Welcome to the "Pollen color dataset" repository! This comprehensive dataset offers a collection of color-calibrated images alongside corresponding information about the plants from which the pollen originated. The dataset is compiled from pollen traps installed within beehives, capturing pollen over a specific time frame, typically ranging from 24 to 48 hours.
The pollen color dataset class representing a dataset for each data aquisition run (e.g. subset). It can be initialized for one subset.
Available subsets:
- "2022_apic_dome": Load data for the 2022_apic_dome subset.
Each subset hat the following attributes (dictionary):
- "images": A dictionary containing the different types of illumination.
- "white": A list of file names corresponding to white illumination.
- "UV": A list of file names corresponding to UV illumination.
- "IR": A list of file names corresponding to IR illumination.
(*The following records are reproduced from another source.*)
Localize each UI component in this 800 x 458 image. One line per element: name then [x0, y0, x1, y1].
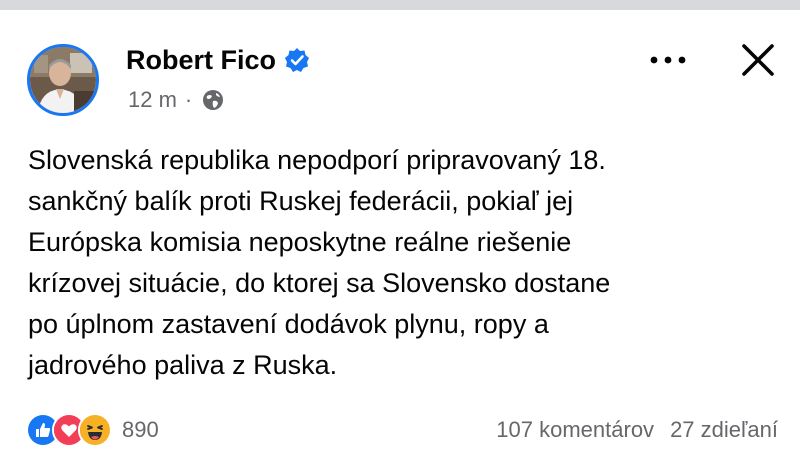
comments-count-link[interactable]: 107 komentárov	[496, 417, 654, 443]
post-stats: 107 komentárov 27 zdieľaní	[496, 413, 778, 447]
post-text-line: Slovenská republika nepodporí pripravova…	[28, 145, 606, 175]
shares-count-link[interactable]: 27 zdieľaní	[670, 417, 778, 443]
more-options-button[interactable]	[640, 40, 696, 80]
post-text-line: Európska komisia neposkytne reálne rieše…	[28, 227, 572, 257]
reaction-count: 890	[122, 417, 159, 442]
reactions-summary[interactable]: 890	[26, 413, 159, 447]
post-text-line: po úplnom zastavení dodávok plynu, ropy …	[28, 309, 549, 339]
meta-separator: ·	[184, 87, 193, 112]
post-timestamp[interactable]: 12 m	[128, 87, 177, 113]
globe-icon	[202, 89, 224, 111]
post-text-line: krízovej situácie, do ktorej sa Slovensk…	[28, 268, 611, 298]
haha-icon	[78, 413, 112, 447]
verified-badge-icon	[284, 47, 310, 73]
close-button[interactable]	[730, 32, 786, 88]
author-avatar[interactable]	[27, 44, 99, 116]
post-text-line: sankčný balík proti Ruskej federácii, po…	[28, 186, 574, 216]
post-text: Slovenská republika nepodporí pripravova…	[28, 140, 788, 386]
post-text-line: jadrového paliva z Ruska.	[28, 350, 338, 380]
close-icon	[742, 44, 774, 76]
author-name[interactable]: Robert Fico	[126, 45, 276, 76]
more-dots-icon	[650, 56, 686, 64]
top-divider	[0, 0, 800, 10]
- "pollen_color": Pandas DataFrame containing the pollen colors.
- "lab_results": Pandas DataFrame containing the pollen sample lab results.
from dataset.pollen_color_dataset import PollenColorDataset
# create dataset for specific subset
dataset = PollenColorDataset("2022_apic_dome")
# access the loaded dataset
images_df = dataset.subset["images"]
pollen_color_df = dataset.subset["pollen_color"]
ondevice_color_df = datset.subset["on_device_color"]
lab_results_df = dataset.subset["lab_results"]
50 samples from 4 different locations and 10 different hives are available.
For each sample a dataframe describes the distribution of plants. Each row describes one sample, while the column describe the technical term of the plant. Values the respective proportion in pph.